Open the whole chain to inspection. You should archive your code and data on a repository such as the Open Science Framework, and include links to this archive in all your papers. The archive should not just contain the final, highly processed file and analysis code. The whole chain of custody should be open to inspection. So, in your data repository, you might have a directory of digitised raw data sheets or individual participant experimental files, then a spreadsheet or wrangling script that gets the data into processed form, then a processed data file, then a script that does the analysis in the paper and makes the figures. Users can forensically inspect any stage in this sequence if they have a mind to. As I always stress, the advantages of doing this are not just for the credibility of your work with the scrutinizing community, important though this is. There are also advantages for you. Repositories like the Open Science Framework give you essentially limitless digital storage space forever, for free.

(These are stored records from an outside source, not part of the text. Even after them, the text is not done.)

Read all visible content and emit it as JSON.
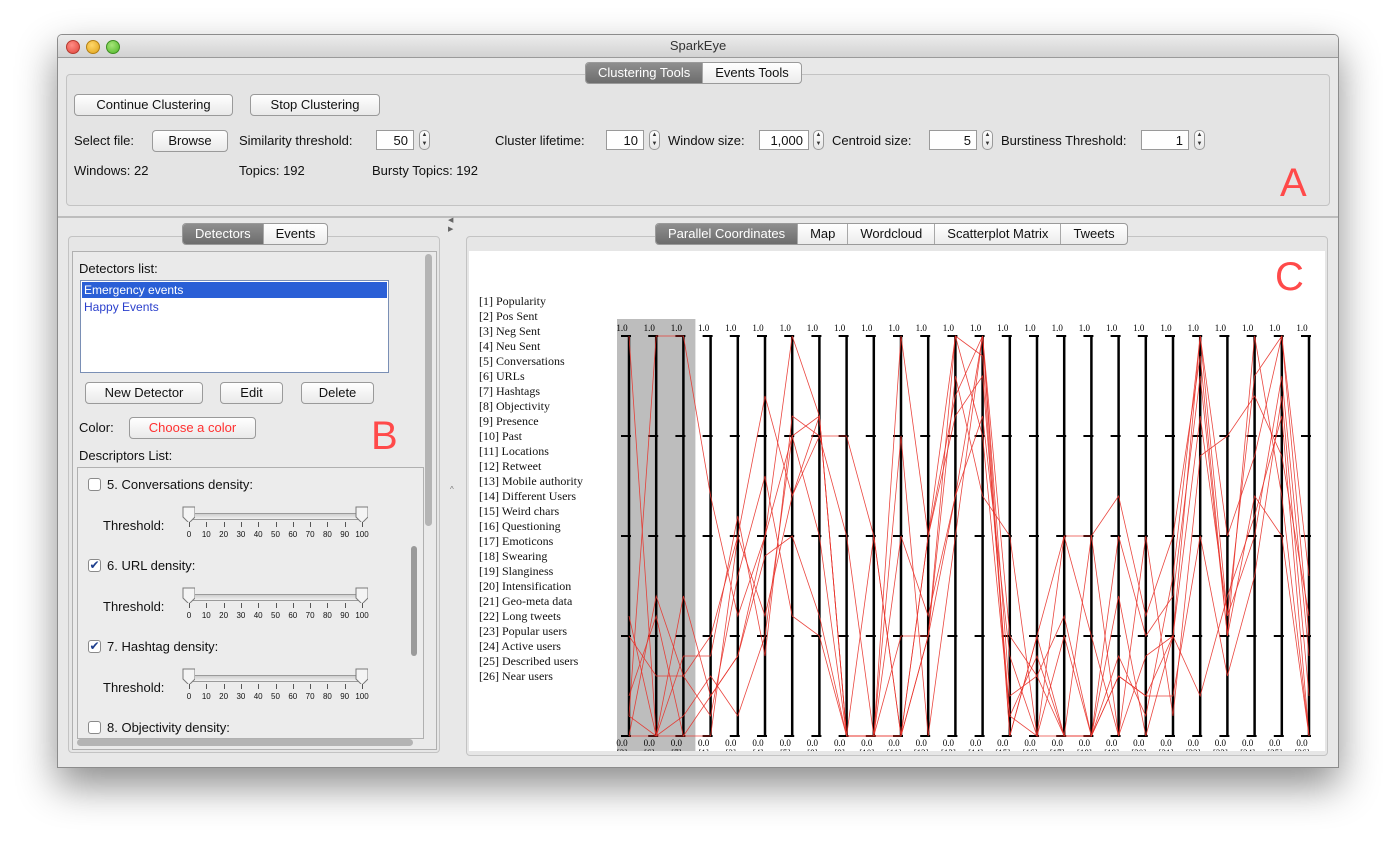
{
  "window": {
    "title": "SparkEye"
  },
  "top_tabs": [
    "Clustering Tools",
    "Events Tools"
  ],
  "clustering": {
    "continue_label": "Continue Clustering",
    "stop_label": "Stop Clustering",
    "select_file_label": "Select file:",
    "browse_label": "Browse",
    "similarity_label": "Similarity threshold:",
    "similarity_value": "50",
    "cluster_lifetime_label": "Cluster lifetime:",
    "cluster_lifetime_value": "10",
    "window_size_label": "Window size:",
    "window_size_value": "1,000",
    "centroid_size_label": "Centroid size:",
    "centroid_size_value": "5",
    "burstiness_label": "Burstiness Threshold:",
    "burstiness_value": "1",
    "windows_text": "Windows: 22",
    "topics_text": "Topics: 192",
    "bursty_text": "Bursty Topics: 192"
  },
  "annotations": {
    "a": "A",
    "b": "B",
    "c": "C"
  },
  "left_tabs": [
    "Detectors",
    "Events"
  ],
  "detectors": {
    "list_label": "Detectors list:",
    "items": [
      "Emergency events",
      "Happy Events"
    ],
    "new_label": "New Detector",
    "edit_label": "Edit",
    "delete_label": "Delete",
    "color_label": "Color:",
    "choose_color_label": "Choose a color",
    "descriptors_label": "Descriptors List:",
    "threshold_label": "Threshold:",
    "scale_ticks": [
      "0",
      "10",
      "20",
      "30",
      "40",
      "50",
      "60",
      "70",
      "80",
      "90",
      "100"
    ],
    "descriptors": [
      {
        "label": "5. Conversations density:",
        "checked": false
      },
      {
        "label": "6. URL density:",
        "checked": true
      },
      {
        "label": "7. Hashtag density:",
        "checked": true
      },
      {
        "label": "8. Objectivity density:",
        "checked": false
      }
    ]
  },
  "right_tabs": [
    "Parallel Coordinates",
    "Map",
    "Wordcloud",
    "Scatterplot Matrix",
    "Tweets"
  ],
  "legend": [
    "[1] Popularity",
    "[2] Pos Sent",
    "[3] Neg Sent",
    "[4] Neu Sent",
    "[5] Conversations",
    "[6] URLs",
    "[7] Hashtags",
    "[8] Objectivity",
    "[9] Presence",
    "[10] Past",
    "[11] Locations",
    "[12] Retweet",
    "[13] Mobile authority",
    "[14] Different Users",
    "[15] Weird chars",
    "[16] Questioning",
    "[17] Emoticons",
    "[18] Swearing",
    "[19] Slanginess",
    "[20] Intensification",
    "[21] Geo-meta data",
    "[22] Long tweets",
    "[23] Popular users",
    "[24] Active users",
    "[25] Described users",
    "[26] Near users"
  ],
  "colors": {
    "line": "#e8322a",
    "accent_text": "#ff3030",
    "selection": "#2a5fd6",
    "highlight_band": "#bdbdbd"
  },
  "chart_data": {
    "type": "parallel-coordinates",
    "axis_order": [
      "[3]",
      "[6]",
      "[7]",
      "[1]",
      "[2]",
      "[4]",
      "[5]",
      "[8]",
      "[9]",
      "[10]",
      "[11]",
      "[12]",
      "[13]",
      "[14]",
      "[15]",
      "[16]",
      "[17]",
      "[18]",
      "[19]",
      "[20]",
      "[21]",
      "[22]",
      "[23]",
      "[24]",
      "[25]",
      "[26]"
    ],
    "highlighted_axes": [
      "[3]",
      "[6]",
      "[7]"
    ],
    "axis_max_label": "1.0",
    "axis_min_label": "0.0",
    "ylim": [
      0,
      1
    ],
    "series": [
      [
        0.05,
        1,
        1,
        0.6,
        0.3,
        0.5,
        1,
        0.8,
        0,
        0,
        0.5,
        0.3,
        0.6,
        1,
        0.25,
        0.15,
        0,
        0,
        0.2,
        0.05,
        0.4,
        1,
        0.5,
        0.7,
        1,
        0.4
      ],
      [
        1,
        0,
        0,
        0,
        0.5,
        0.85,
        0.6,
        0.75,
        0.5,
        0,
        1,
        0.5,
        0.8,
        0.9,
        0.05,
        0.2,
        0,
        0,
        0.35,
        0,
        0.25,
        0.8,
        0.3,
        0.5,
        0.9,
        0.2
      ],
      [
        0.1,
        0.3,
        0,
        0.1,
        0.2,
        0.5,
        0.75,
        0.5,
        0,
        0,
        0,
        0.5,
        0.85,
        1,
        0,
        0.25,
        0,
        0.5,
        0.6,
        0.3,
        0.5,
        0.95,
        0.25,
        1,
        0.6,
        0
      ],
      [
        0,
        0,
        0.2,
        0.2,
        0.55,
        0.2,
        0.8,
        0.75,
        0.75,
        0.5,
        0,
        0.25,
        0.9,
        0.6,
        0.5,
        0,
        0.5,
        0.25,
        0,
        0.5,
        0.05,
        0.7,
        0.75,
        0.85,
        0.7,
        0.3
      ],
      [
        0.25,
        0.15,
        0.15,
        0.05,
        0.4,
        0.65,
        0.3,
        0.25,
        0,
        0,
        0.75,
        0,
        0.5,
        1,
        0.1,
        0.15,
        0.3,
        0,
        0.15,
        0.1,
        0.25,
        0.1,
        0.35,
        0.55,
        0.8,
        0
      ],
      [
        0.05,
        0,
        0.05,
        0.15,
        0.05,
        0.25,
        0.75,
        0.8,
        0,
        0.5,
        0,
        0.5,
        1,
        0.95,
        0,
        0.25,
        0.5,
        0.5,
        0,
        0.2,
        0.25,
        1,
        0.3,
        0.9,
        1,
        0.25
      ],
      [
        0.3,
        0,
        0.35,
        0.1,
        0.2,
        0.45,
        0.5,
        0.3,
        0,
        0,
        0.25,
        0.25,
        0.6,
        0.8,
        0.2,
        0,
        0.25,
        0,
        0.5,
        0.25,
        0.35,
        0.9,
        0.25,
        0.6,
        0.5,
        0
      ],
      [
        0,
        0.35,
        0.15,
        0.25,
        0.5,
        0.3,
        0.6,
        0.8,
        0,
        0,
        0,
        0.25,
        1,
        0.75,
        0.05,
        0,
        0,
        0,
        0.15,
        0.1,
        0.1,
        0.5,
        0.15,
        0.4,
        0.85,
        0.1
      ]
    ]
  }
}
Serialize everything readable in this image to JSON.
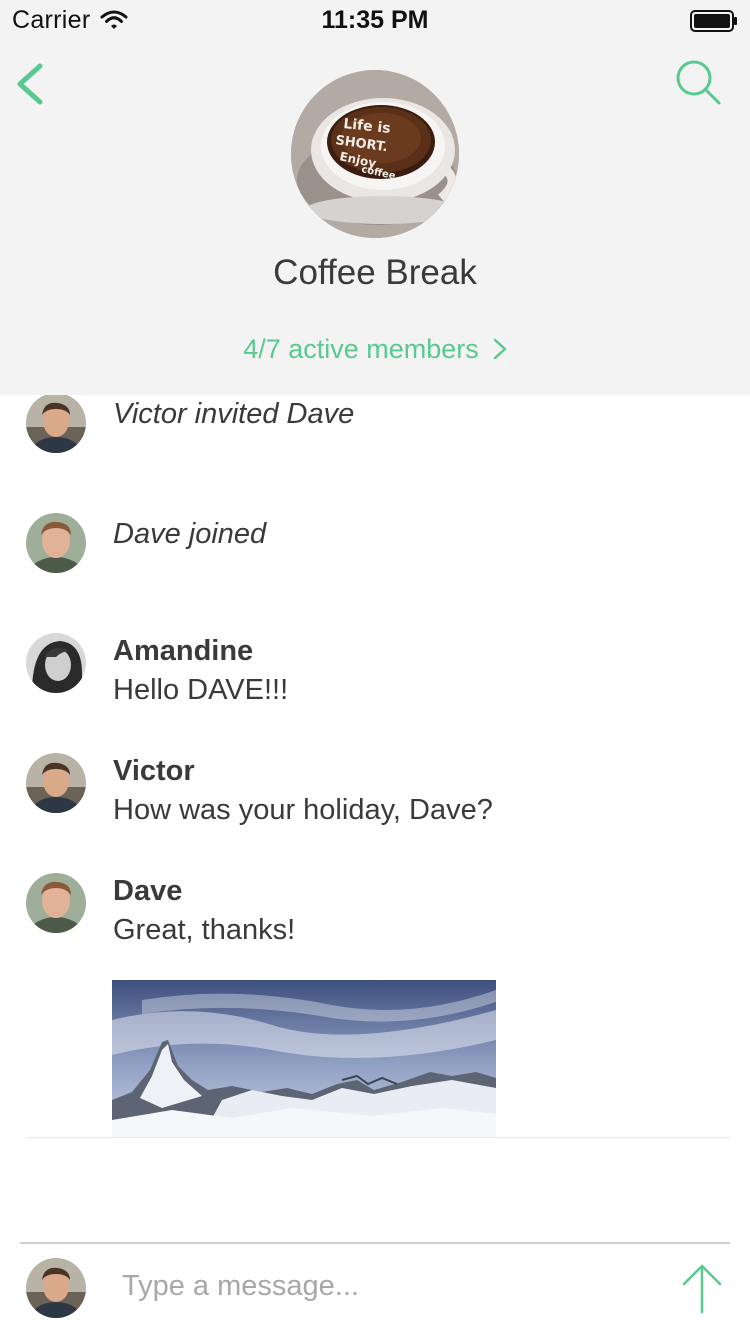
{
  "status_bar": {
    "carrier": "Carrier",
    "time": "11:35 PM",
    "wifi_icon": "wifi-icon",
    "battery_icon": "battery-icon"
  },
  "header": {
    "back_icon": "chevron-left-icon",
    "search_icon": "search-icon",
    "room_name": "Coffee Break",
    "members_label": "4/7 active members",
    "members_chevron_icon": "chevron-right-icon"
  },
  "timeline": {
    "events": [
      {
        "type": "notice",
        "user": "Victor",
        "text": "Victor invited Dave"
      },
      {
        "type": "notice",
        "user": "Dave",
        "text": "Dave joined"
      },
      {
        "type": "message",
        "sender": "Amandine",
        "body": "Hello DAVE!!!"
      },
      {
        "type": "message",
        "sender": "Victor",
        "body": "How was your holiday, Dave?"
      },
      {
        "type": "message",
        "sender": "Dave",
        "body": "Great, thanks!"
      }
    ]
  },
  "composer": {
    "placeholder": "Type a message...",
    "value": "",
    "send_icon": "arrow-up-icon"
  },
  "colors": {
    "accent": "#59c98f",
    "header_background": "#f3f3f3",
    "text": "#3a3a3a",
    "placeholder": "#a8a8a8"
  }
}
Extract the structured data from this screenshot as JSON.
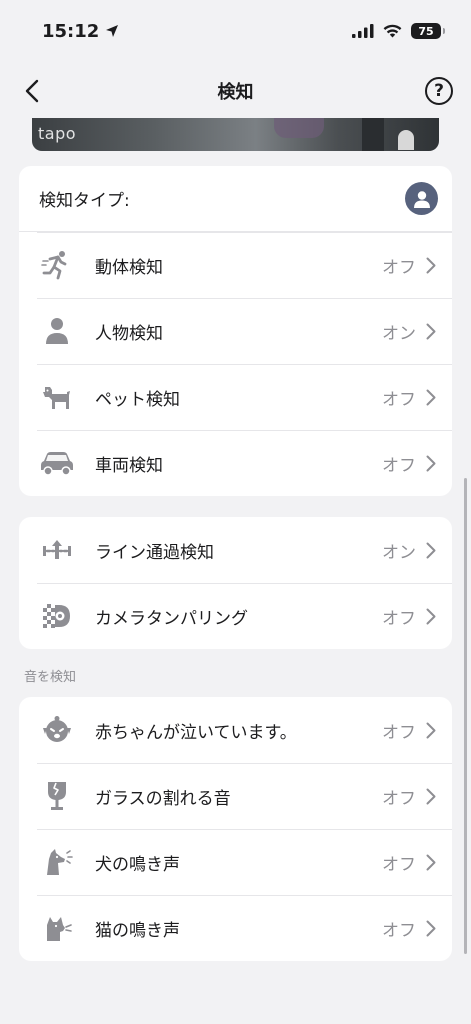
{
  "status_bar": {
    "time": "15:12",
    "battery": "75"
  },
  "nav": {
    "title": "検知"
  },
  "preview": {
    "logo": "tapo"
  },
  "detection_card": {
    "header_label": "検知タイプ:",
    "items": [
      {
        "label": "動体検知",
        "value": "オフ",
        "icon": "running-person-icon"
      },
      {
        "label": "人物検知",
        "value": "オン",
        "icon": "person-icon"
      },
      {
        "label": "ペット検知",
        "value": "オフ",
        "icon": "dog-icon"
      },
      {
        "label": "車両検知",
        "value": "オフ",
        "icon": "car-icon"
      }
    ]
  },
  "advanced_card": {
    "items": [
      {
        "label": "ライン通過検知",
        "value": "オン",
        "icon": "line-crossing-icon"
      },
      {
        "label": "カメラタンパリング",
        "value": "オフ",
        "icon": "camera-tampering-icon"
      }
    ]
  },
  "sound_section": {
    "title": "音を検知",
    "items": [
      {
        "label": "赤ちゃんが泣いています。",
        "value": "オフ",
        "icon": "crying-baby-icon"
      },
      {
        "label": "ガラスの割れる音",
        "value": "オフ",
        "icon": "broken-glass-icon"
      },
      {
        "label": "犬の鳴き声",
        "value": "オフ",
        "icon": "dog-bark-icon"
      },
      {
        "label": "猫の鳴き声",
        "value": "オフ",
        "icon": "cat-meow-icon"
      }
    ]
  },
  "colors": {
    "icon_gray": "#8e8e93",
    "avatar": "#57627d",
    "background": "#f2f2f4"
  }
}
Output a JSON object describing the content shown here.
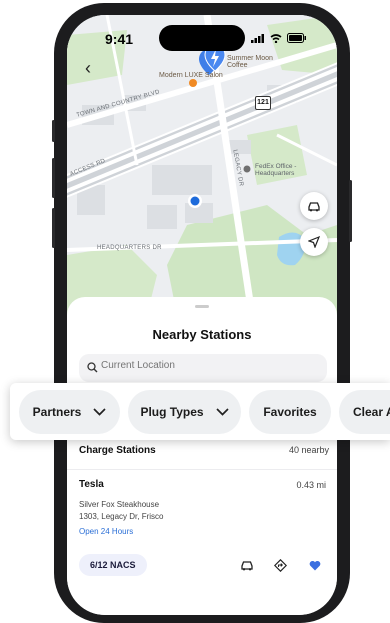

If you organize a nice public archive with a clear chain of custody for each project, you are much more likely to be able to work effectively on your own data months or years later when you have moved jobs or your old laptop has stopped working or you can’t understand the mess of files on your local drive. And some other researcher may want to include your evidence in a meta-analysis: you will have somewhere clear and simple to point them to.

Take some time, then, to make a good data archive, probably involving some structure of directories and some directories, and a ‘readme’ file that tells your future self and other people what all the files are and what they do. You will want to include the pre-registration, protocols, and as much of the material from all the steps of the chain of custody as you can manage.

22.3 Summary

In this unit, we have examined some ways you can make your scripts more usable and more transparent, for yourself and other people. We have also discussed the idea of the chain of custody of evidence, and guidelines for what you should include in a the archive of your project in the data repository.